Sou neurótico. Assumido. Ou melhor, sou preocupado com o destino das pessoas que me cercam. Pego-me analisando o futuro de quem está por perto. Mesmo em meu leito de morte - pode ser que eu esteja me despedindo, leitor, sem que tu saibas - , não deixo de me ocupar com o mundo. Sou um cidadão e o serei até o meu último segundo de existência.

Ao meu lado, está um homem acompanhado por sua neta. Mesmo não conhecendo a pequena garota que, nesse momento, segura um livro infantojuvenil e devora cada palavra como se fosse seu último dia de vida, pergunto-me qual vai ser o seu destino. Aparenta ter doze anos. Será que ficará grávida em breve? Participará das inscrições para o Big Brother Brasil em um futuro não muito distante? Ou terá mais sorte do que eu? Penso que devo avisar a todos sobre as possibilidades que podem surgir em seus caminhos.

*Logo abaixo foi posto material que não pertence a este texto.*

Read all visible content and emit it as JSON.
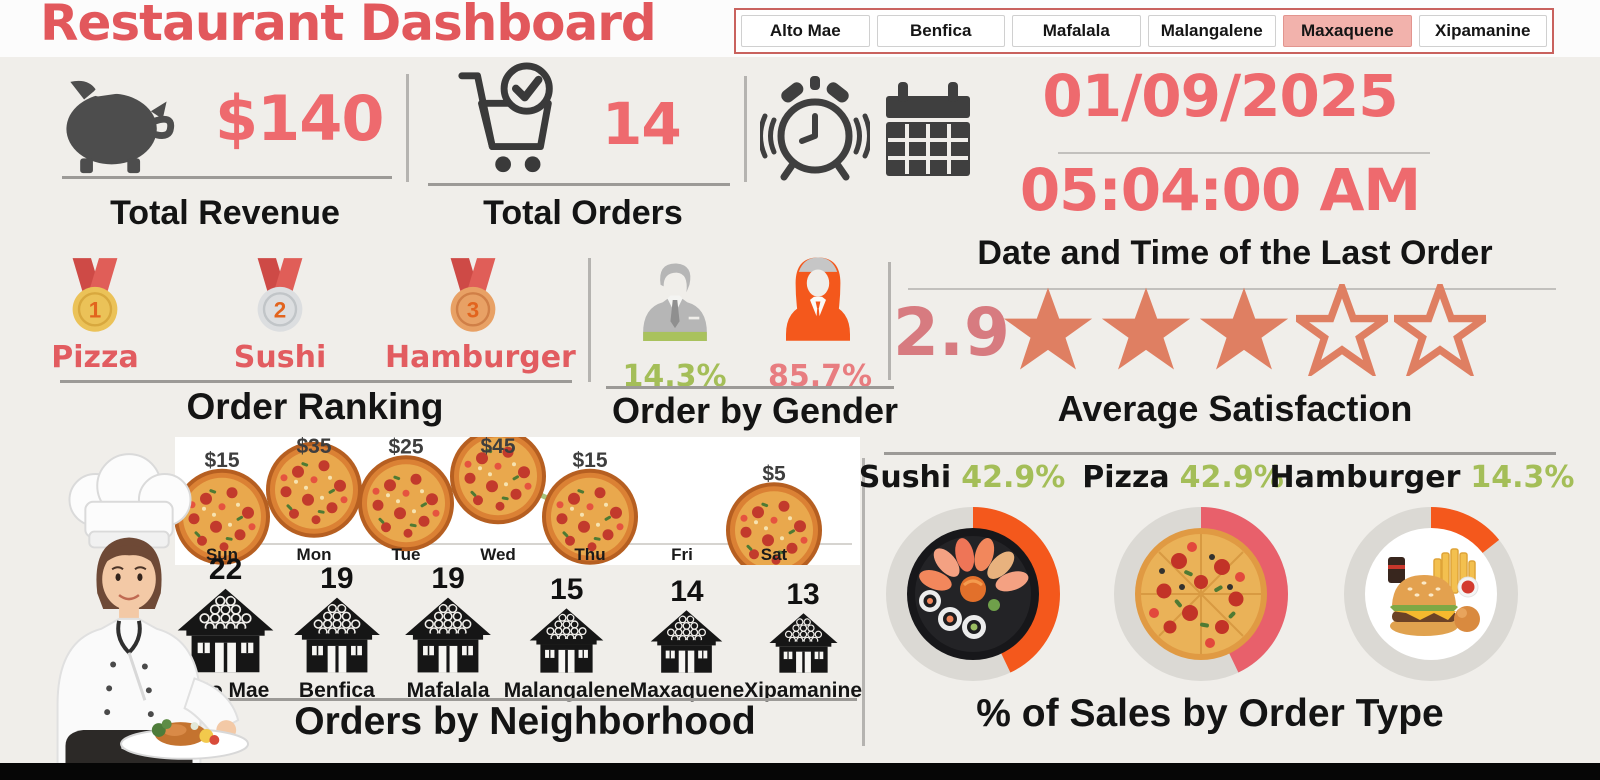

Se tivessem feito isso comigo, minha vida teria sido diferente.

Aos dezesseis anos, era tratado como uma criança. Cabelos repartidos e melados devido ao excesso de gel. A blusa, sempre impecavelmente passada, deixava-me com ares dos anos 20. Calças sociais. Minha mãe não admitia que eu usasse jeans. "Sua aparência não pode ser igual a dos demais. Mantenha sua superioridade." E eu era vítima da zombaria de meus colegas e das garotas da escola.

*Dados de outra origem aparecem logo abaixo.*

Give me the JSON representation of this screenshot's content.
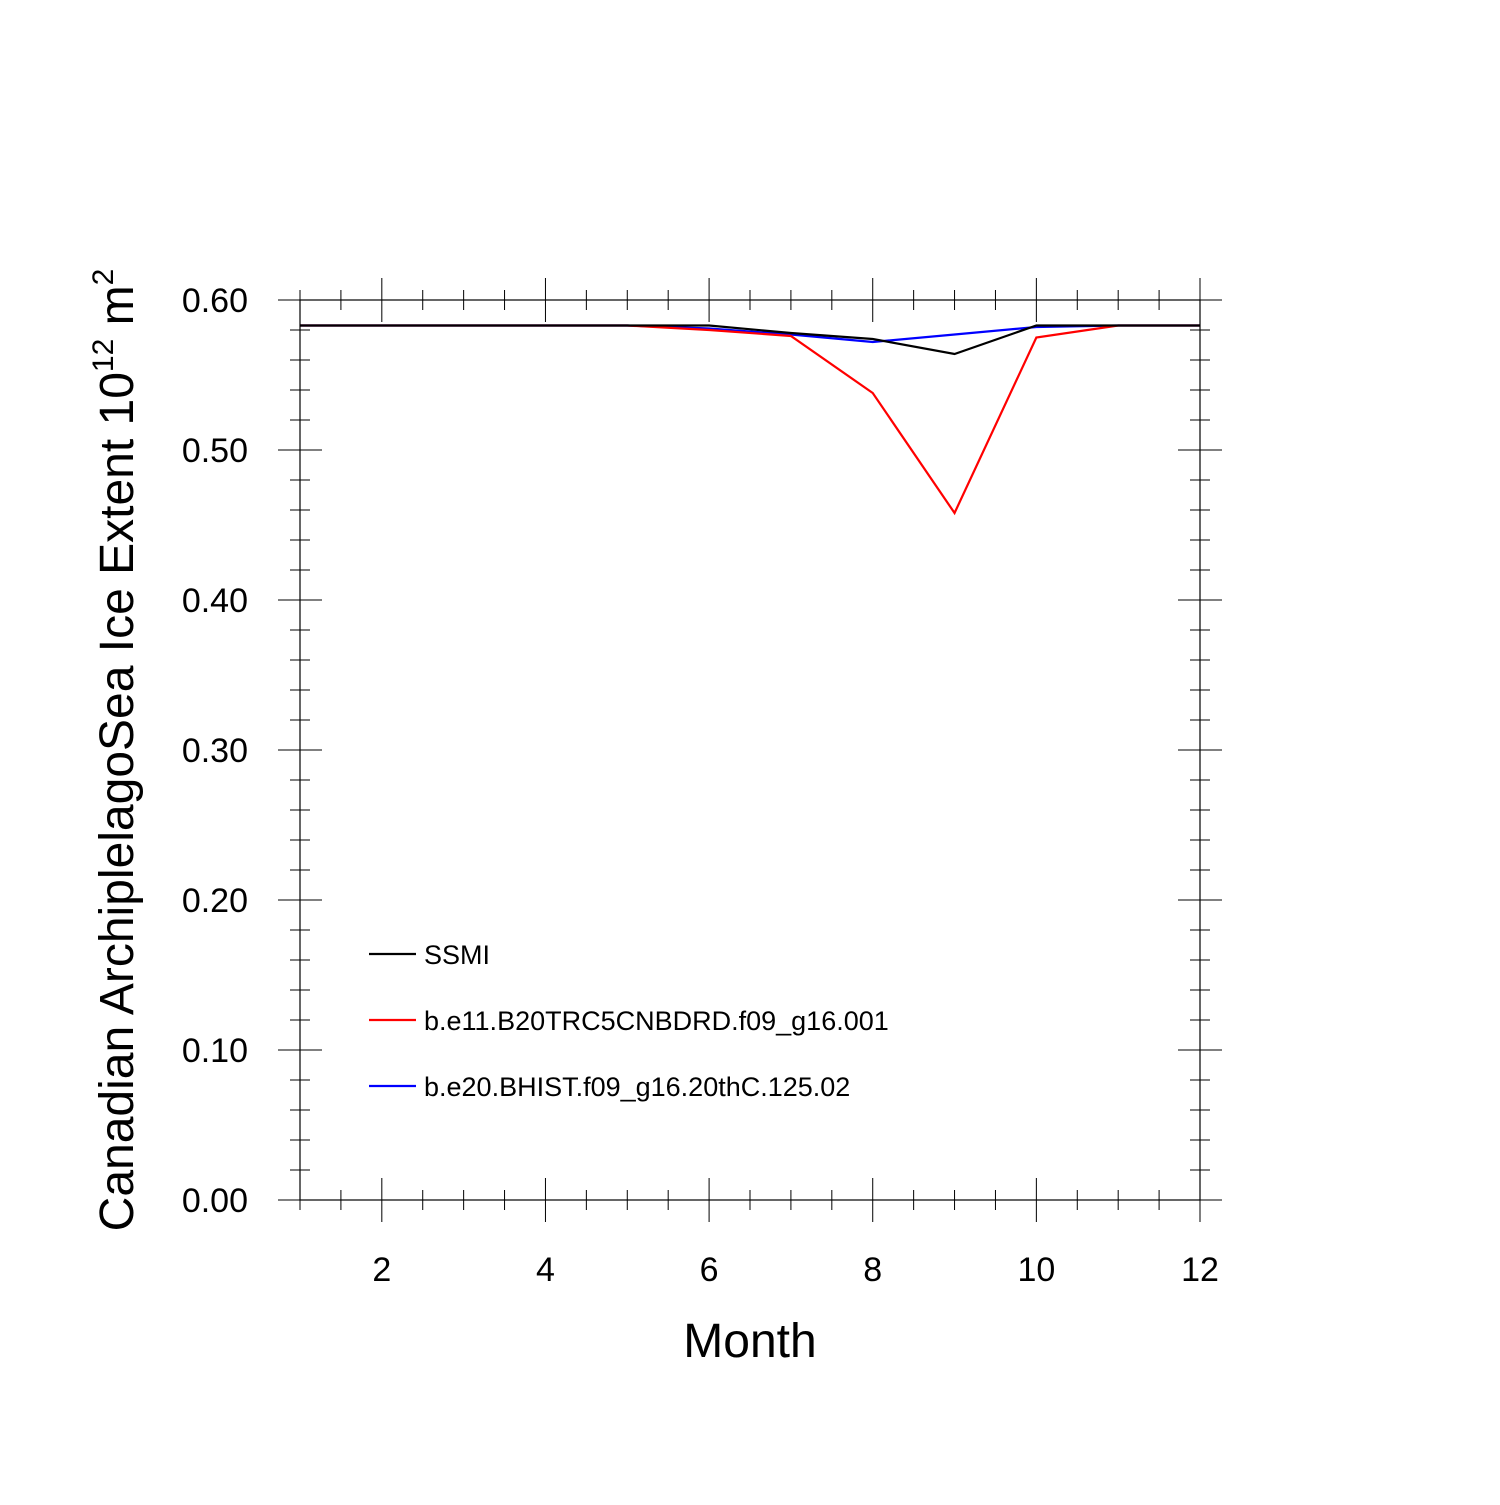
{
  "chart_data": {
    "type": "line",
    "title": "",
    "xlabel": "Month",
    "ylabel": {
      "main": "Canadian ArchiplelagoSea Ice Extent 10",
      "exponent": "12",
      "unit": " m",
      "unit_exponent": "2"
    },
    "xlim": [
      1,
      12
    ],
    "ylim": [
      0.0,
      0.6
    ],
    "x": [
      1,
      2,
      3,
      4,
      5,
      6,
      7,
      8,
      9,
      10,
      11,
      12
    ],
    "x_ticks": [
      2,
      4,
      6,
      8,
      10,
      12
    ],
    "x_tick_labels": [
      "2",
      "4",
      "6",
      "8",
      "10",
      "12"
    ],
    "y_ticks": [
      0.0,
      0.1,
      0.2,
      0.3,
      0.4,
      0.5,
      0.6
    ],
    "y_tick_labels": [
      "0.00",
      "0.10",
      "0.20",
      "0.30",
      "0.40",
      "0.50",
      "0.60"
    ],
    "grid": false,
    "legend_position": "bottom-left",
    "series": [
      {
        "name": "SSMI",
        "color": "#000000",
        "values": [
          0.583,
          0.583,
          0.583,
          0.583,
          0.583,
          0.583,
          0.578,
          0.574,
          0.564,
          0.583,
          0.583,
          0.583
        ]
      },
      {
        "name": "b.e11.B20TRC5CNBDRD.f09_g16.001",
        "color": "#ff0000",
        "values": [
          0.583,
          0.583,
          0.583,
          0.583,
          0.583,
          0.58,
          0.576,
          0.538,
          0.458,
          0.575,
          0.583,
          0.583
        ]
      },
      {
        "name": "b.e20.BHIST.f09_g16.20thC.125.02",
        "color": "#0000ff",
        "values": [
          0.583,
          0.583,
          0.583,
          0.583,
          0.583,
          0.581,
          0.577,
          0.572,
          0.577,
          0.582,
          0.583,
          0.583
        ]
      }
    ]
  }
}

Criado em uma família conservadora, não podia emitir opiniões liberais e muito menos defender direitos que achava justo. "Com quem você está andando na escola? Que companhias estão pregando essas ideias tortas na sua cabecinha vazia?" Minha mãe batia em minha cabeça com os nós dos dedos. Tentava explicar que, apesar de não parecer, eu tinha personalidade. Sufocada, mas tinha.

Minha tentativa vã de me revelar foi impedida. Meus pais me enviaram a um internato no exterior. Suíça. Eles eram ricos, mas tão fechados quanto o quarto em que me prendiam no colégio. Depois de seis meses, mandei para mamãe uma carta em que afirmava ter mudado meu ponto de vista acerca do mundo e concordava veementemente com todas as suas opiniões. Em dois dias, estava novamente em casa. Nunca mais levantei a voz para discordar dela. Desse modo, a autoritária matriarca jamais desconfiou de que minhas palavras eram falsas e só foram usadas porque eu não aguentava mais a nova moradia.

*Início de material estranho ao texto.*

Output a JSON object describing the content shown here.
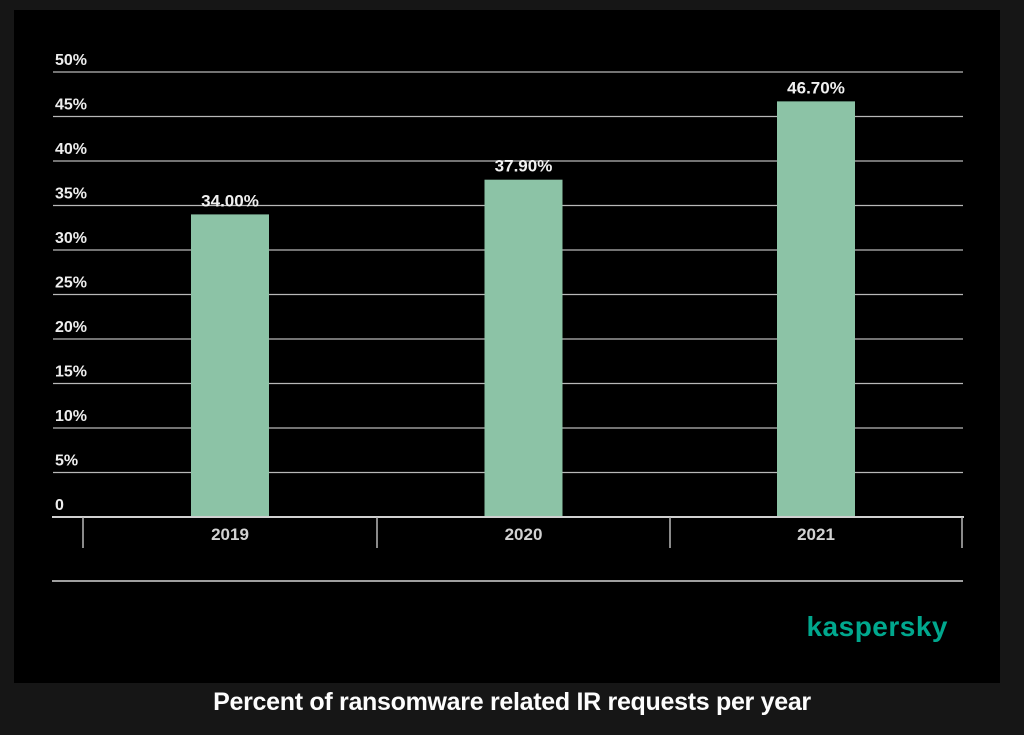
{
  "page": {
    "background_color": "#161616",
    "panel_color": "#000000"
  },
  "branding": {
    "logo_text": "kaspersky",
    "logo_color": "#00a88e"
  },
  "caption": "Percent of ransomware related IR requests per year",
  "chart_data": {
    "type": "bar",
    "title": "Percent of ransomware related IR requests per year",
    "categories": [
      "2019",
      "2020",
      "2021"
    ],
    "values": [
      34.0,
      37.9,
      46.7
    ],
    "value_labels": [
      "34.00%",
      "37.90%",
      "46.70%"
    ],
    "xlabel": "",
    "ylabel": "",
    "ylim": [
      0,
      50
    ],
    "ytick_step": 5,
    "ytick_labels": [
      "0",
      "5%",
      "10%",
      "15%",
      "20%",
      "25%",
      "30%",
      "35%",
      "40%",
      "45%",
      "50%"
    ],
    "grid": true,
    "legend": false,
    "bar_color": "#8cc3a6",
    "gridline_color": "#b8b8b8",
    "axis_color": "#d0d0d0",
    "separator_color": "#d4d4d4",
    "value_label_color": "#f0f0f0",
    "ytick_label_color": "#ededed",
    "category_label_color": "#d2d2d2"
  }
}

Além de me proibir de discordar, quando completei 18 anos, ela resolveu que havia chegado a hora de escolher roupas supostamente adequadas à minha idade. "Você está crescendo. Em breve, terá contatos mais próximos com meninas. E eu sei exatamente do que elas gostam" e sorriu. "Não, mãe. Você não sabe nem do que você gosta", pensei e consenti. Era criminoso o que ela fazia comigo. Desejei fugir de casa, mas abaixei a cabeça e permaneci calado. "Você está lindo!", exclamou em voz alta. Eu estava ridículo e parecia o meu primo de cinco anos de idade. Seria mais atraente se vestisse uma camisa do Mickey Mouse.

Mamãe morreu quando eu fiz 25 anos. Exatamente um dia depois do meu aniversário. Compreendi imediatamente o que os astrólogos falam sobre o término do inferno astral. Lembro-me até hoje de suas derradeiras palavras. "Agora, você vai ver o que é viver sozinho, abandonado, largado e rejeitado. Sei que reclamava de mim em silêncio, mas você vai saber o que é ruim de verdade" e deu o último suspiro. Ainda tento, depois de mais de 40 anos, compreender o que ela quis dizer com isso. Papai morreu semanas depois. Ele, sim, era devoto da santa esposa.

A menina ao meu lado continuava a ler compulsivamente o livro em suas mãos. Eu estava profundamente incomodado com seu comportamento. Em alguns momentos, soltava risinhos frenéticos. Inclinei-me vagarosamente para tentar enxergar o que a adolescente lia, mas ela percebeu e me encarou. "Perdeu alguma coisa aqui?" Indelicada. Insolente. O avô, acomodado, não teve a coragem de me defender. "Só queria ajudar". Rebati imediatamente afirmando que ela poderia ser mais bem educada. "E você poderia ser menos chato."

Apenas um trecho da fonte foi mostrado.